Broadcasting Services

SABC Producers Accuse Station Of Decimating Indigenous Languages

The South African Broadcasting Corporation (SABC) Senior Editors have accused the broadcaster of discrimination against several indigenous languages, which violate the public broadcaster's mandate, this is according to reports.

The Senior Editors are accusing the broadcaster of relegating television news bulletins in Sepedi, Sesotho, Setswana, Xitsonga, Tshivenda, IsiNdebele and Siswati.  As maintained by the sources, the Executive Producers sent an email to SABC Group Executive for News and Current Affairs, Phathiswa Magopeni, saying that the new structure undermined the indigenous languages. The producers further went on to say; the system only recognised terrestrial TV languages like Afrikaans, isiZulu, and isiXhosa. Various Executive Producer positions are declared redundant in our languages; however, the same jobs are retained for Afrikaans, isiZulu, and isiXhosa, said the journalists. The Executive Producers went on to say; we feel we are being victimised based on ethnicity as this structure propagates that other languages are inferior.

According to reports, Tshivenda and Siswati bulletin editor positions have been vacant since 2015 and 2018, respectively.  The posts have since been frozen, while the Afrikaans Executive Producer position was filled when it became vacant in 2018. According to the Producers, English, isiZulu, and isiXhosa TV bulletins are afforded digital space while other languages are not.  The Senior Editors have also claimed that their news bulletins were often cancelled to make way for isiZulu and IsiXhosa news during national importance events.

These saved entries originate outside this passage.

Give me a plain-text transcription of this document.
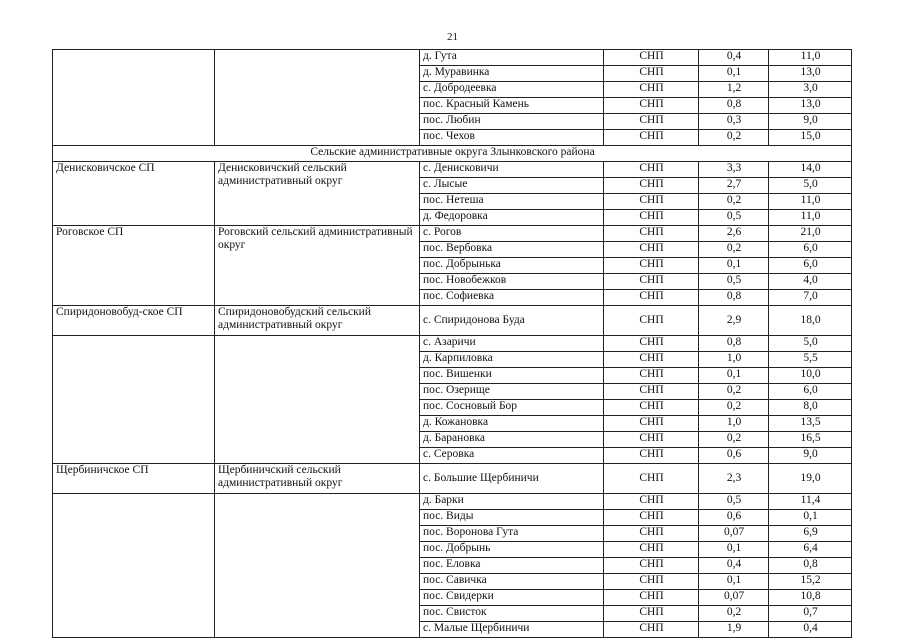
21
		д. Гута	СНП	0,4	11,0
		д. Муравинка	СНП	0,1	13,0
		с. Добродеевка	СНП	1,2	3,0
		пос. Красный Камень	СНП	0,8	13,0
		пос. Любин	СНП	0,3	9,0
		пос. Чехов	СНП	0,2	15,0
Сельские административные округа Злынковского района					
Денисковичское СП	Денисковичский сельский административный округ	с. Денисковичи	СНП	3,3	14,0
		с. Лысые	СНП	2,7	5,0
		пос. Нетеша	СНП	0,2	11,0
		д. Федоровка	СНП	0,5	11,0
Роговское СП	Роговский сельский административный округ	с. Рогов	СНП	2,6	21,0
		пос. Вербовка	СНП	0,2	6,0
		пос. Добрынька	СНП	0,1	6,0
		пос. Новобежков	СНП	0,5	4,0
		пос. Софиевка	СНП	0,8	7,0
Спиридоновобуд-ское СП	Спиридоновобудский сельский административный округ	с. Спиридонова Буда	СНП	2,9	18,0
		с. Азаричи	СНП	0,8	5,0
		д. Карпиловка	СНП	1,0	5,5
		пос. Вишенки	СНП	0,1	10,0
		пос. Озерище	СНП	0,2	6,0
		пос. Сосновый Бор	СНП	0,2	8,0
		д. Кожановка	СНП	1,0	13,5
		д. Барановка	СНП	0,2	16,5
		с. Серовка	СНП	0,6	9,0
Щербиничское СП	Щербиничский сельский административный округ	с. Большие Щербиничи	СНП	2,3	19,0
		д. Барки	СНП	0,5	11,4
		пос. Виды	СНП	0,6	0,1
		пос. Воронова Гута	СНП	0,07	6,9
		пос. Добрынь	СНП	0,1	6,4
		пос. Еловка	СНП	0,4	0,8
		пос. Савичка	СНП	0,1	15,2
		пос. Свидерки	СНП	0,07	10,8
		пос. Свисток	СНП	0,2	0,7
		с. Малые Щербиничи	СНП	1,9	0,4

In response, SABC spokesperson Mmoni Seapolelo stated that the broadcaster is still committed to fulfilling its public service mandate.  We will never compromise the preservation and promotion of indigenous languages through our various radio and television platforms. Therefore, the claim that there are efforts to commercialise the public broadcaster at the expense of indigenous languages is misleading and factually incorrect.